Si on s'intéresse à l'Europe, il y a aujourd'hui, un peu moins de deux milles équipementiers, générant près de cinquante milliard d'euros de chiffre d'affaires (indirect), proche de 3% du PIB européen, et employant cinq millions de personnes!

Globalement, le marché mondial (revenus directs & indirects) du sport est proche de 450 milliards de dollars, (directs 125 Mds ,indirects 325Mds) avec une croissance moyenne, depuis la crise, de plus de 3,5%, supérieure à la croissance moyenne des secteurs marchands.

Ce marché comprend (de façon directe) la billetterie, les droits TV, le sponsoring, le merchandising, et bien évidement (de façon indirect) la construction et maintenance, achats d'équipements et les impôts et taxes.

Les entreprises du sport, en général présentent une rentabilité bien supérieure aux entreprises des autres secteurs marchands, elles se doivent d'être compétitives et innovantes.

Il y a encore dans ce secteur de nombreuses pépites sous capitalisées, présentant des perspectives motivantes.

Cette activité, peut être liée aussi bien sûr, au développement touristique. Un investissement dans un club à forte notoriété, vous permettra de consolider votre investissement en créant, un centre de soin ou de remise en forme, une thalasso, dont l'activité/saisonnalité ne sera pas liée aux compétitions.

Quelques Chiffres sur le marché mondial du sport, revenus directs seulement:

  • Total Monde: 125 milliards de dollars
  • Amérique du Nord: 50 milliards de dollars
  • Europe + Moyen Orient + Afrique: 43 milliards de dollars
  • Asie Pacifique: 23 milliards de dollars
  • Amérique du Sud: 9 milliards de dollars
  • Provenance des recettes en pourcentage: entrées 32 %, sponsoring 32%, droits TV 24%, et merchandising 13%.

Les citoyens du monde ont tous aujourd'hui un temps disponible, plus important à ce qu'ils avaient auparavant.

Ce temps libre, rencontre une tendance: la convergence, le rapprochement entre le sport, et, les spectacles et divertissements, ce qui explique qu'en septembre 2015, la filiale sportive du groupe Lagardère, qui s'appelait alors, Lagardère Sports, ai changé de nom pour devenir Lagardère sports and Entertainment!

Les citoyens du monde sont aussi des consommateurs, d'où la très forte augmentation depuis quelques années, du sponsoring et des droits TV, qui sont des sources de revenus publicitaires pour les chaines.
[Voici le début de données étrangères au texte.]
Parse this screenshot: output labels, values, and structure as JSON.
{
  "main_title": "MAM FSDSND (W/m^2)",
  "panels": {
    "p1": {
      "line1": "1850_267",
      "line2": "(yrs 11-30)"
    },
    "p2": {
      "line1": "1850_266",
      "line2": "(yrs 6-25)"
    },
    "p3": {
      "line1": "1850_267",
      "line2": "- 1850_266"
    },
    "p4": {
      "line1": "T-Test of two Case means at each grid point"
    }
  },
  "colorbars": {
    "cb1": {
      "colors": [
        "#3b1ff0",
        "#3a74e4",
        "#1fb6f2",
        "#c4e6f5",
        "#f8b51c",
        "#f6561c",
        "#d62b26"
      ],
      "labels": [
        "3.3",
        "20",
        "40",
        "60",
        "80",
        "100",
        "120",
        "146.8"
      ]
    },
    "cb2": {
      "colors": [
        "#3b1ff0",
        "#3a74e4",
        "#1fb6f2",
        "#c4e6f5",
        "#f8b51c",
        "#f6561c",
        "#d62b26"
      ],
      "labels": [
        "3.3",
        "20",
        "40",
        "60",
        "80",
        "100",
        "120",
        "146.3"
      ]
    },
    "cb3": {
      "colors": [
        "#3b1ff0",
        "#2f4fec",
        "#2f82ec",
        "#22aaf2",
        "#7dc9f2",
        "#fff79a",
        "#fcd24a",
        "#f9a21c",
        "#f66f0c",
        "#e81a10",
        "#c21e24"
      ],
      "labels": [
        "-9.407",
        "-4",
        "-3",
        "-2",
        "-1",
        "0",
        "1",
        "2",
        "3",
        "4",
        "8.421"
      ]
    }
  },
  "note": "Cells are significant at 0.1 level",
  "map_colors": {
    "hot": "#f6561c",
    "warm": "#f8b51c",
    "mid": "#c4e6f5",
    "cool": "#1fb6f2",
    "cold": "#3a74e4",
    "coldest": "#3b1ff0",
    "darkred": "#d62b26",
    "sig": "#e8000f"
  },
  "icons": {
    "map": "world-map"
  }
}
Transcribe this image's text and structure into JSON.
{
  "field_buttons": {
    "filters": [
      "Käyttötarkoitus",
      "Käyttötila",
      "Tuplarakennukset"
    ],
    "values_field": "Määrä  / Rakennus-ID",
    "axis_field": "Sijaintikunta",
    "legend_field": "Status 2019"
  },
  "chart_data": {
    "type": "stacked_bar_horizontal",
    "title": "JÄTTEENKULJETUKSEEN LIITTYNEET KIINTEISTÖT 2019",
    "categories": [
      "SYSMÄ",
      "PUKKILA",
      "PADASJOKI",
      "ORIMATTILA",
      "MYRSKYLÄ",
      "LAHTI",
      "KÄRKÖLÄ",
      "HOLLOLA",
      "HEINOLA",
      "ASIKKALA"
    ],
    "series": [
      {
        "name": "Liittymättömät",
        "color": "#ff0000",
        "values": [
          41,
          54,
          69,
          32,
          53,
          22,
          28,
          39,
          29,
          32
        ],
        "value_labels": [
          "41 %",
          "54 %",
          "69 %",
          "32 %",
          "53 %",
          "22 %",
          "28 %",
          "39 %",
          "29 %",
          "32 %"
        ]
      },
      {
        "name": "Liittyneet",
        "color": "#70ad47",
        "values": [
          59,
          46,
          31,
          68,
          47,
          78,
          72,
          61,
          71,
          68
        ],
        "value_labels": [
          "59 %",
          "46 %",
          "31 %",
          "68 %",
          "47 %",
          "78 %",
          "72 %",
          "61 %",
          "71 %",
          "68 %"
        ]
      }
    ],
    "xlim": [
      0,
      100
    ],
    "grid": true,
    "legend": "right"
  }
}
Il est néanmoins clair que le développement d'outils numériques mesurant l'impact du sponsoring de ses évènements sportifs sur les achats est nécessaire, car encore aujourd'hui, on mesure mal, le retour sur investissements.
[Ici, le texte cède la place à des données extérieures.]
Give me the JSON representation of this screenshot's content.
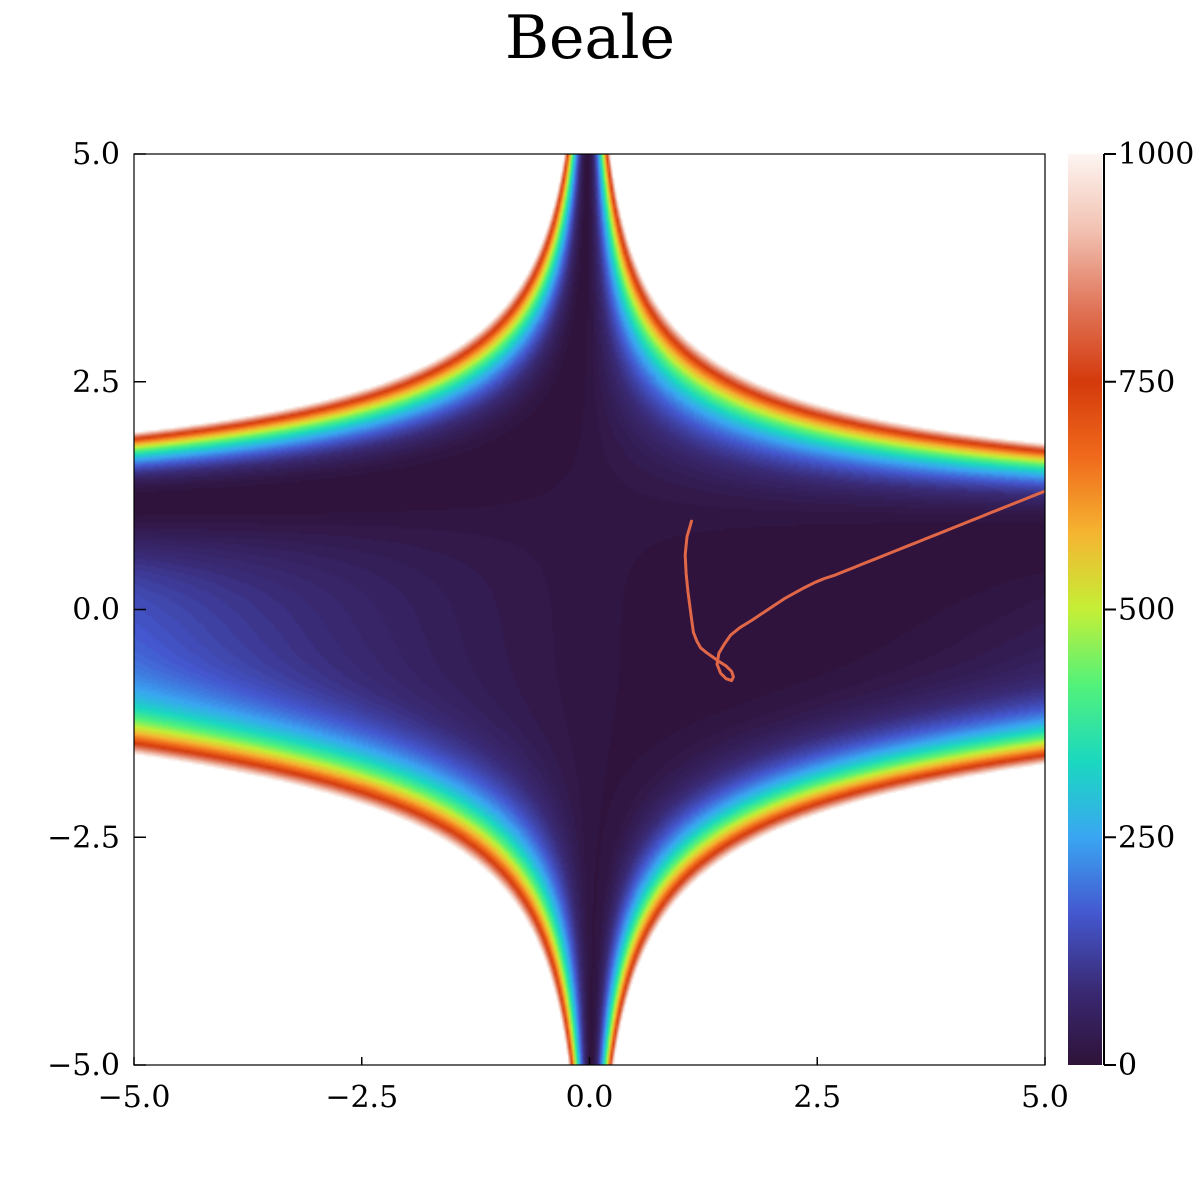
{
  "chart_data": {
    "type": "contour",
    "title": "Beale",
    "function": "(1.5 - x + x*y)^2 + (2.25 - x + x*y^2)^2 + (2.625 - x + x*y^3)^2",
    "xlim": [
      -5.0,
      5.0
    ],
    "ylim": [
      -5.0,
      5.0
    ],
    "xticks": [
      "−5.0",
      "−2.5",
      "0.0",
      "2.5",
      "5.0"
    ],
    "xtick_values": [
      -5.0,
      -2.5,
      0.0,
      2.5,
      5.0
    ],
    "yticks": [
      "−5.0",
      "−2.5",
      "0.0",
      "2.5",
      "5.0"
    ],
    "ytick_values": [
      -5.0,
      -2.5,
      0.0,
      2.5,
      5.0
    ],
    "colorbar": {
      "min": 0,
      "max": 1000,
      "levels": 100,
      "ticks": [
        "0",
        "250",
        "500",
        "750",
        "1000"
      ],
      "tick_values": [
        0,
        250,
        500,
        750,
        1000
      ],
      "colormap": "turbo-to-white",
      "stops": [
        "#2e1238",
        "#3a2a75",
        "#4458d0",
        "#3aa6f2",
        "#1ad8c0",
        "#52f27a",
        "#c5ef36",
        "#f5b531",
        "#f06a1c",
        "#d43a0c",
        "#e0765a",
        "#f2c2b2",
        "#fdf5f2"
      ]
    },
    "path": {
      "color": "#e06748",
      "x": [
        1.12,
        1.1,
        1.07,
        1.05,
        1.06,
        1.08,
        1.1,
        1.12,
        1.14,
        1.18,
        1.22,
        1.28,
        1.35,
        1.42,
        1.5,
        1.56,
        1.58,
        1.56,
        1.5,
        1.44,
        1.4,
        1.42,
        1.48,
        1.55,
        1.65,
        1.78,
        1.9,
        2.02,
        2.14,
        2.25,
        2.36,
        2.48,
        2.58,
        2.7,
        2.8,
        2.9,
        3.0,
        3.1,
        3.2,
        3.3,
        3.4,
        3.5,
        3.6,
        3.7,
        3.8,
        3.9,
        4.0,
        4.1,
        4.2,
        4.3,
        4.4,
        4.5,
        4.6,
        4.7,
        4.8,
        4.9,
        5.0,
        5.1,
        5.2,
        5.3,
        5.4
      ],
      "y": [
        0.97,
        0.9,
        0.8,
        0.6,
        0.4,
        0.2,
        0.05,
        -0.1,
        -0.25,
        -0.35,
        -0.42,
        -0.47,
        -0.52,
        -0.57,
        -0.62,
        -0.68,
        -0.74,
        -0.78,
        -0.76,
        -0.7,
        -0.6,
        -0.48,
        -0.38,
        -0.28,
        -0.2,
        -0.12,
        -0.04,
        0.04,
        0.12,
        0.18,
        0.24,
        0.3,
        0.34,
        0.38,
        0.42,
        0.46,
        0.5,
        0.54,
        0.58,
        0.62,
        0.66,
        0.7,
        0.74,
        0.78,
        0.82,
        0.86,
        0.9,
        0.94,
        0.98,
        1.02,
        1.06,
        1.1,
        1.14,
        1.18,
        1.22,
        1.26,
        1.3,
        1.34,
        1.38,
        1.42,
        1.46
      ]
    }
  }
}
Ce qui a aussi tendance à se développer, dans le domaine sportif, comme pour les spectacles, c'est le "mix" des actions "post-évènements".
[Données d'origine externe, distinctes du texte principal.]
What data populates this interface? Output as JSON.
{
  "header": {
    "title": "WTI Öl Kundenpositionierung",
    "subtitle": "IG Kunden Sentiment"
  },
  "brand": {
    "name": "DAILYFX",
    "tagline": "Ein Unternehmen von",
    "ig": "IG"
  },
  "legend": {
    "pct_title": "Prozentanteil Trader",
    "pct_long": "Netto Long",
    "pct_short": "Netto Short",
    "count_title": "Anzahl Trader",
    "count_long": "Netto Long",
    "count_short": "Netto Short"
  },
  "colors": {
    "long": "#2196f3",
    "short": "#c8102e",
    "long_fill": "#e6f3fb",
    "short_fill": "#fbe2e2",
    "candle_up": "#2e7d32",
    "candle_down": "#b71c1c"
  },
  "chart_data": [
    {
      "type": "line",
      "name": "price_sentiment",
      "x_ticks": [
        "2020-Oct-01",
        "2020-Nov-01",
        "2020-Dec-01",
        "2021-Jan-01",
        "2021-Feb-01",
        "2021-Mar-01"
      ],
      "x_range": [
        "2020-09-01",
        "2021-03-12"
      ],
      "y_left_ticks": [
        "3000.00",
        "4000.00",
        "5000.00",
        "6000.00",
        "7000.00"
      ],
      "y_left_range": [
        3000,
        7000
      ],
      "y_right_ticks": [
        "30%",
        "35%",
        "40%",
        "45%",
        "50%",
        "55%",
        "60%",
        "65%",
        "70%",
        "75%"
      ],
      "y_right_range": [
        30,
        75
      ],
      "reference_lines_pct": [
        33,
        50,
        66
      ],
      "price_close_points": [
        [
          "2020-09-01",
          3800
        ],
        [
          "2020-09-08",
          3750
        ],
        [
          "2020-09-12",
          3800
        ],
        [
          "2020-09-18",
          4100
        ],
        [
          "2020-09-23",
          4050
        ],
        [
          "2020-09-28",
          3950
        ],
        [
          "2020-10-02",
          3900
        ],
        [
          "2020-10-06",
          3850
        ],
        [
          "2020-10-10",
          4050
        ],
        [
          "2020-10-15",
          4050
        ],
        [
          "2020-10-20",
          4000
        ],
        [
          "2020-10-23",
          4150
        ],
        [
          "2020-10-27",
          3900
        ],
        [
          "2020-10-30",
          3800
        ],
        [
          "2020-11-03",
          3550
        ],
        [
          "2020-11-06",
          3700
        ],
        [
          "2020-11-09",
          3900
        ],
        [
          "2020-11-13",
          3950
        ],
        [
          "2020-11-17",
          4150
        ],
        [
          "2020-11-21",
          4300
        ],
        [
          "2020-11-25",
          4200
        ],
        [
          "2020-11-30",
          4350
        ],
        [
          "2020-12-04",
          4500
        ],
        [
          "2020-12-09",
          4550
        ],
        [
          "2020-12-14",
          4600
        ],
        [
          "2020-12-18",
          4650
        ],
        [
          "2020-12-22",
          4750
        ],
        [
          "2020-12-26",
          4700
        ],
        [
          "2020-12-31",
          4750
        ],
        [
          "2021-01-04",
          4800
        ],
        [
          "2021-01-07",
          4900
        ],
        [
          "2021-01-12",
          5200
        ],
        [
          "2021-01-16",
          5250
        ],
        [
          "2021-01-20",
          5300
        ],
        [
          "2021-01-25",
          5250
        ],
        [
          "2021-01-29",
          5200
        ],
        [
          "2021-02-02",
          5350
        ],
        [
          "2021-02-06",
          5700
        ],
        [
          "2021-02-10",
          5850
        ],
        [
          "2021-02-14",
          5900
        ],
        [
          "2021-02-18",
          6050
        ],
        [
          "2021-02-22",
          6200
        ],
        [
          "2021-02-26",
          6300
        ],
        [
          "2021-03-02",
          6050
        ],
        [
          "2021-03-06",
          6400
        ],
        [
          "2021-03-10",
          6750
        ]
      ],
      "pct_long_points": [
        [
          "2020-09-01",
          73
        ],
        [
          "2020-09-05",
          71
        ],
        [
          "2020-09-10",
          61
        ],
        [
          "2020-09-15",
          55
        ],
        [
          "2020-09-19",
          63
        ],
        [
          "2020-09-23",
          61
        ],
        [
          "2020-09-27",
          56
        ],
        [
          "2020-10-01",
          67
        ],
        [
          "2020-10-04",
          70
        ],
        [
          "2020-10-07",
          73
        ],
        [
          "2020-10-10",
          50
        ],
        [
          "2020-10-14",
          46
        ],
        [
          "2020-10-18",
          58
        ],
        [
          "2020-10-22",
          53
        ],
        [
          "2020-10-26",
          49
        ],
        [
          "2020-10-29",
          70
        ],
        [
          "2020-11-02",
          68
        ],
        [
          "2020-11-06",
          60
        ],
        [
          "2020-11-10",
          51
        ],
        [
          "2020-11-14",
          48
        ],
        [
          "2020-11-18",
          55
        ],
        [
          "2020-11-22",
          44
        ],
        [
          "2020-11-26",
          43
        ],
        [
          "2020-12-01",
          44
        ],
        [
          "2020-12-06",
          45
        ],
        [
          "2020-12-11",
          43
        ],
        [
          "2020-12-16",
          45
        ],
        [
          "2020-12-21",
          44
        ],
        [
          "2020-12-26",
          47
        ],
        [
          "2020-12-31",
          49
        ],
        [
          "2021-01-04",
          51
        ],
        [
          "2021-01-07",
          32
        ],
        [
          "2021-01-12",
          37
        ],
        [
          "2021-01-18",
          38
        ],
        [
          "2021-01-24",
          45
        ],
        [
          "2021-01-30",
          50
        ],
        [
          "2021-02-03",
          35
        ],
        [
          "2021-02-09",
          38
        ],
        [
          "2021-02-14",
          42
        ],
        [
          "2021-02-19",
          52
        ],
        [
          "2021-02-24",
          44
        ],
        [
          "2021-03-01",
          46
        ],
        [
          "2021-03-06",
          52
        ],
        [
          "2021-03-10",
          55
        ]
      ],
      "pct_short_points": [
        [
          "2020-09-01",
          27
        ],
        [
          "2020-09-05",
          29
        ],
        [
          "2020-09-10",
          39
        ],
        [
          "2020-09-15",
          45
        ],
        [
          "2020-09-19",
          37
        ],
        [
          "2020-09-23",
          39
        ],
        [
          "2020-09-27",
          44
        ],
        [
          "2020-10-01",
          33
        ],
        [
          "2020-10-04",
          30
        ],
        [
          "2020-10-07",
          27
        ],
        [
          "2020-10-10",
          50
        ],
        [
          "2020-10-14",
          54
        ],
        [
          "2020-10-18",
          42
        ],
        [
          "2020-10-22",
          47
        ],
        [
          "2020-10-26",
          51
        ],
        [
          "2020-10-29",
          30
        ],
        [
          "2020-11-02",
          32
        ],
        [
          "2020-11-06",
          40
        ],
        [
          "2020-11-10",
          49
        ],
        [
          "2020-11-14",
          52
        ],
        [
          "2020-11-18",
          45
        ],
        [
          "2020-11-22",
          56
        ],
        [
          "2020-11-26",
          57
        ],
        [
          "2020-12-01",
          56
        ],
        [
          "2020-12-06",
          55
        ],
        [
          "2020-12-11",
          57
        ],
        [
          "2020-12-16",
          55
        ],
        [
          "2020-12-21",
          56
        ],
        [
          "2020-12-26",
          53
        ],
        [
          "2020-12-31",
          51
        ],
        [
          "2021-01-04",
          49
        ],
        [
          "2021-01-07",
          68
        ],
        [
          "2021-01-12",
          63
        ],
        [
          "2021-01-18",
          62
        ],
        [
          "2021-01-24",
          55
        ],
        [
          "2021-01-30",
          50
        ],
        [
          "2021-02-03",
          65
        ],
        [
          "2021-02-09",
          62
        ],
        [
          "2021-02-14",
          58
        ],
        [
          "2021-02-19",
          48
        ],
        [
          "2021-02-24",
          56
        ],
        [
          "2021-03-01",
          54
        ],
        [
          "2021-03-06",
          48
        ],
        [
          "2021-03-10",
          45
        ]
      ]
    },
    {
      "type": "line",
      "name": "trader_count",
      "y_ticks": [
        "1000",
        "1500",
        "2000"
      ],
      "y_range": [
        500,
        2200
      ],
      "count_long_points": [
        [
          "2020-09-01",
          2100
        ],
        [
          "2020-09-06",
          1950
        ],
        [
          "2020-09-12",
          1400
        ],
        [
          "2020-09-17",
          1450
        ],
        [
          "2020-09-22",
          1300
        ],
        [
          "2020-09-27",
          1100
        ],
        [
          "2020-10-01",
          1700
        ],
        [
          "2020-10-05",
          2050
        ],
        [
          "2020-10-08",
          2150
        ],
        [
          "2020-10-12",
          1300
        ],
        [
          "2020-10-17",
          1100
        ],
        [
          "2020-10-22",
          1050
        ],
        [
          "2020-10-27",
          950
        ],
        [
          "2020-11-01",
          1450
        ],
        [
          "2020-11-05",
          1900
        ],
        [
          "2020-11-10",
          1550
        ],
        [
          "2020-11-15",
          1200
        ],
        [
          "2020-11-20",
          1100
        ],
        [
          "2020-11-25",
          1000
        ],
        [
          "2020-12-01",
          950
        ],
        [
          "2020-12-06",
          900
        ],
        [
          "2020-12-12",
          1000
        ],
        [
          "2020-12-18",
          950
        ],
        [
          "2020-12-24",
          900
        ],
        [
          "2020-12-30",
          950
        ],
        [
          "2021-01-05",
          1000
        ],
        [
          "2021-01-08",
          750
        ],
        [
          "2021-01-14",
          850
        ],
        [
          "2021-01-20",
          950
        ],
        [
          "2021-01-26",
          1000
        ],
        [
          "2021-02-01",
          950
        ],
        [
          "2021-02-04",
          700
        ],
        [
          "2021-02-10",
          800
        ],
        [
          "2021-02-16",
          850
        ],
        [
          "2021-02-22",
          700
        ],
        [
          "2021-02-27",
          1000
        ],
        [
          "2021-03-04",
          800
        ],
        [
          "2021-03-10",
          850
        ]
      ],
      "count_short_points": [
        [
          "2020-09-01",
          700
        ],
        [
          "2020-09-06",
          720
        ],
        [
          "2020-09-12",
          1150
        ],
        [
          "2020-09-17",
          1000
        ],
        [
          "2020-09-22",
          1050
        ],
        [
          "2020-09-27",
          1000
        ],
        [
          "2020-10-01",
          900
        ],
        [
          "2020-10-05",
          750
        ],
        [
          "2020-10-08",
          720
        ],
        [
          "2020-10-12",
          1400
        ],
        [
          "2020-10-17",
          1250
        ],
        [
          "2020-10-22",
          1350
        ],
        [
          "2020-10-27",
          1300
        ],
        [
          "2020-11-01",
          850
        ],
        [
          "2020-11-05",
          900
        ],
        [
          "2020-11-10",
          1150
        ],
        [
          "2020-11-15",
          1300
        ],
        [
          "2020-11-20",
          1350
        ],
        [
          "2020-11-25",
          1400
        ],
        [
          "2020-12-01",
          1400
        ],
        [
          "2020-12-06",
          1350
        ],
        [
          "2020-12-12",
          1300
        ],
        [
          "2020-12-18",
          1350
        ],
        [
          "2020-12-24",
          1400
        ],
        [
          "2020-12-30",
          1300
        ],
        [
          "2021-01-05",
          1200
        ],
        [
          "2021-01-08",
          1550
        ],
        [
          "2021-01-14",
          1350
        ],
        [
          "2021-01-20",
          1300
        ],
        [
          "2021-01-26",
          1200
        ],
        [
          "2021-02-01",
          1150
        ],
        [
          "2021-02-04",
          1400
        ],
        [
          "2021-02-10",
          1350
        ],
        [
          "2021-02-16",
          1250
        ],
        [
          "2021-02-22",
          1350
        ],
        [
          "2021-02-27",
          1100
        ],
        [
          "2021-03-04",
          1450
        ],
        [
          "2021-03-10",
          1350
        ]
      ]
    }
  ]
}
Cela permet d'approcher les fans et supporteurs, de faire du buzz sur les réseaux sociaux vecteurs de consommation, et surtout de créer des bases de données intelligentes, qui permettront bientôt de qualifier ces nouveaux prospects. Toujours le numérique.

Ne pas oublier, qu'aujourd'hui, pour de grands évènements sportifs, très couteux en salaires des grandes stars sportives, on peut encore remplir les stades, les arènes, ou les circuits, mais l'augmentation du prix des billets, peut avoir bientôt un effet dissuasif.

En parallèle, les sponsors si ils se trouvent confrontés à des difficultés pourraient revoir leurs budgets à la baisse.

Enfin la corruption de certains opérateurs ou sportifs, pourrait aussi freiner "l'envie", la motivation, des supporteurs.

Conclusion:

Comparé à de nombreuses activités, Le sport business a toujours un avenir radieux devant lui. Cela, tant que le prix des entrées ne sera pas totalement dissuasif, on imagine mal, les chaines de télévision payant des montants prohibitifs pour retransmettre des compétitions qui se jouent dans des stades vides, le sport est un business comme les autres!